In estimating the strength of his solution the alum-maker takes as a standard a measure or sp. gr. bottle capable of holding exactly 80 pennyweights of distilled water. The excess of the weight of liquor, in pennyweights, over 80, or that of water, is called so many ‘pennyweights strong.’ Thus one of 90 pennyweights (90 dwt.) is said to be ‘10 dwt. strong,’ or simply, ‘one of 90 dwt.’ These numbers correspond to 21⁄2 degrees of Twaddle’s hydrometer, and may easily be found by dividing Twaddle’s degrees by 2·5 or 21⁄2; or by multiplying them by 4, and pointing off the right-hand figure of the product for a decimal. The result is in alum-makers’ pennyweights.

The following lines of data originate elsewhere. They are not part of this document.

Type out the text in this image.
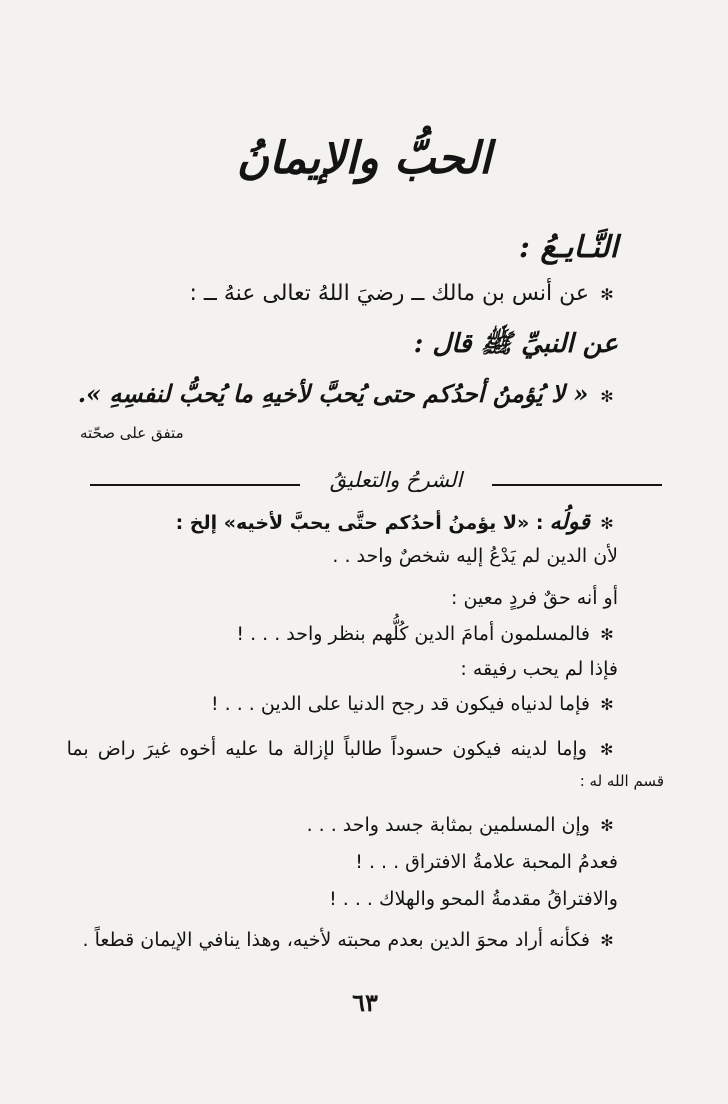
الحبُّ والإيمانُ
النَّـايـعُ :
✻ عن أنس بن مالك ــ رضيَ اللهُ تعالى عنهُ ــ :
عن النبيِّ ﷺ قال :
✻ « لا يُؤمنُ أحدُكم حتى يُحبَّ لأخيهِ ما يُحبُّ لنفسِهِ ».
متفق على صحّته
الشرحُ والتعليقُ
✻ قولُه : «لا يؤمنُ أحدُكم حتَّى يحبَّ لأخيه» إلخ :
لأن الدين لم يَدْعُ إليه شخصٌ واحد . .
أو أنه حقٌ فردٍ معين :
✻ فالمسلمون أمامَ الدين كُلُّهم بنظر واحد . . . !
فإذا لم يحب رفيقه :
✻ فإما لدنياه فيكون قد رجح الدنيا على الدين . . . !
✻ وإما لدينه فيكون حسوداً طالباً لإزالة ما عليه أخوه غيرَ راض بما
قسم الله له :
✻ وإن المسلمين بمثابة جسد واحد . . .
فعدمُ المحبة علامةُ الافتراق . . . !
والافتراقُ مقدمةُ المحو والهلاك . . . !
✻ فكأنه أراد محوَ الدين بعدم محبته لأخيه، وهذا ينافي الإيمان قطعاً .
٦٣
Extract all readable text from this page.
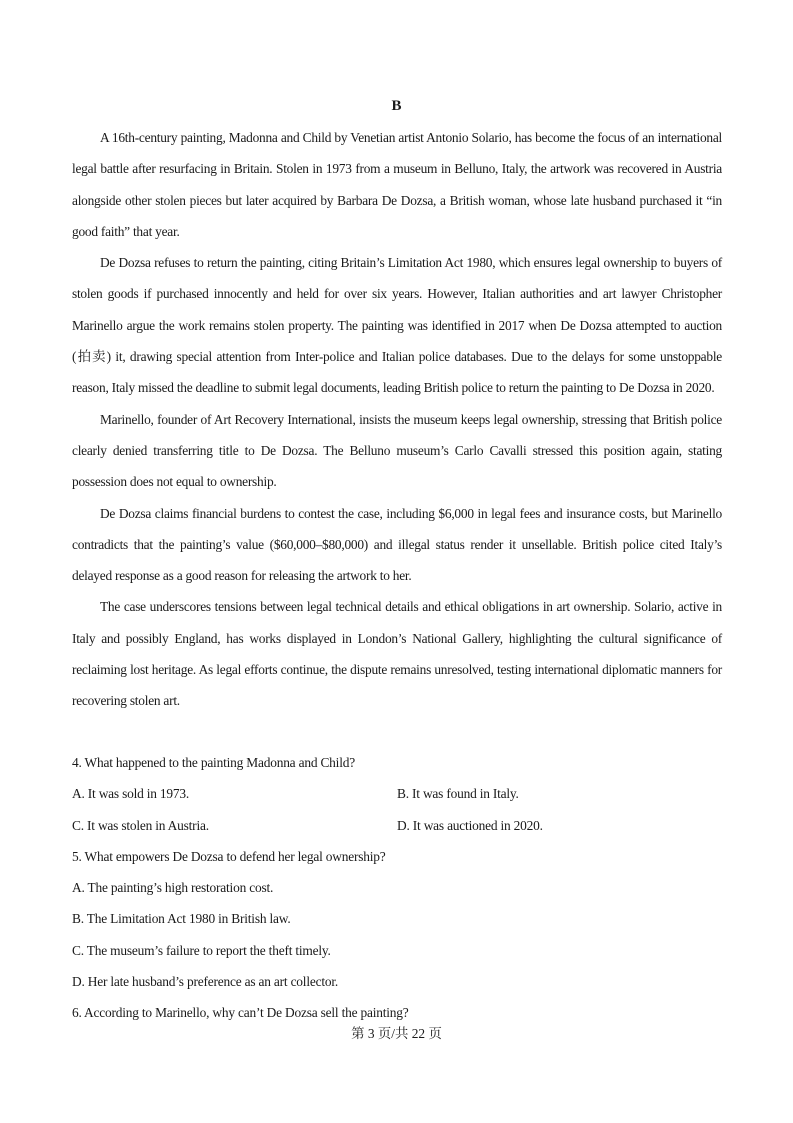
B

A 16th-century painting, Madonna and Child by Venetian artist Antonio Solario, has become the focus of an international legal battle after resurfacing in Britain. Stolen in 1973 from a museum in Belluno, Italy, the artwork was recovered in Austria alongside other stolen pieces but later acquired by Barbara De Dozsa, a British woman, whose late husband purchased it “in good faith” that year.

De Dozsa refuses to return the painting, citing Britain’s Limitation Act 1980, which ensures legal ownership to buyers of stolen goods if purchased innocently and held for over six years. However, Italian authorities and art lawyer Christopher Marinello argue the work remains stolen property. The painting was identified in 2017 when De Dozsa attempted to auction (拍卖) it, drawing special attention from Inter-police and Italian police databases. Due to the delays for some unstoppable reason, Italy missed the deadline to submit legal documents, leading British police to return the painting to De Dozsa in 2020.

Marinello, founder of Art Recovery International, insists the museum keeps legal ownership, stressing that British police clearly denied transferring title to De Dozsa. The Belluno museum’s Carlo Cavalli stressed this position again, stating possession does not equal to ownership.

De Dozsa claims financial burdens to contest the case, including $6,000 in legal fees and insurance costs, but Marinello contradicts that the painting’s value ($60,000–$80,000) and illegal status render it unsellable. British police cited Italy’s delayed response as a good reason for releasing the artwork to her.

The case underscores tensions between legal technical details and ethical obligations in art ownership. Solario, active in Italy and possibly England, has works displayed in London’s National Gallery, highlighting the cultural significance of reclaiming lost heritage. As legal efforts continue, the dispute remains unresolved, testing international diplomatic manners for recovering stolen art.

4. What happened to the painting Madonna and Child?

A. It was sold in 1973.	B. It was found in Italy.
C. It was stolen in Austria.	D. It was auctioned in 2020.

5. What empowers De Dozsa to defend her legal ownership?

A. The painting’s high restoration cost.

B. The Limitation Act 1980 in British law.

C. The museum’s failure to report the theft timely.

D. Her late husband’s preference as an art collector.

6. According to Marinello, why can’t De Dozsa sell the painting?

第 3 页/共 22 页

By a patent now expired (Weisman’s, 1839) the ferric salts are precipitated by the addition of a solution of ferrocyanide of potassium (prussiate of potash); after which the supernatant clear liquor, which is now a solution of nearly pure sulphate of alumina, is decanted, and evaporated for future operations, until it either forms, on cooling, a concrete mass, which is moulded into bricks or lumps, for the convenience of ‘packing,’ or until it is sufficiently concentrated to be converted into ALUM by the addition of a salt of potash or of ammonia in the usual manner. The product, in each case, is perfectly free from iron. By a like addition of the ferrocyanide to a solution of ordinary sulphate of aluminia or alum, the dyer may himself easily render them free from
iron, or iron-alum; when, as mordants for even the most delicate colours, they are equal to the very best Roman alum.
Another process has been patented (Barlow & Gore, 1851) for the manufacture of alum from the ash or residue of the combustion of Boghead-coal, which, though hitherto regarded as almost valueless, actually contains about 30% of alumina. It has not, however, been found a convenient material for the purpose.
By the latest and most approved processes the least possible quantity of boiling water or liquor is employed for making the solutions, so that they may crystallise without evaporation, and thus economise fuel; and the mother-liquors of previous operations are constantly employed for this purpose, when possible. Nor is anything which is convertible to use, from the drainage of the heaps, to the liquor and slime of the roaching casks, allowed to be wasted.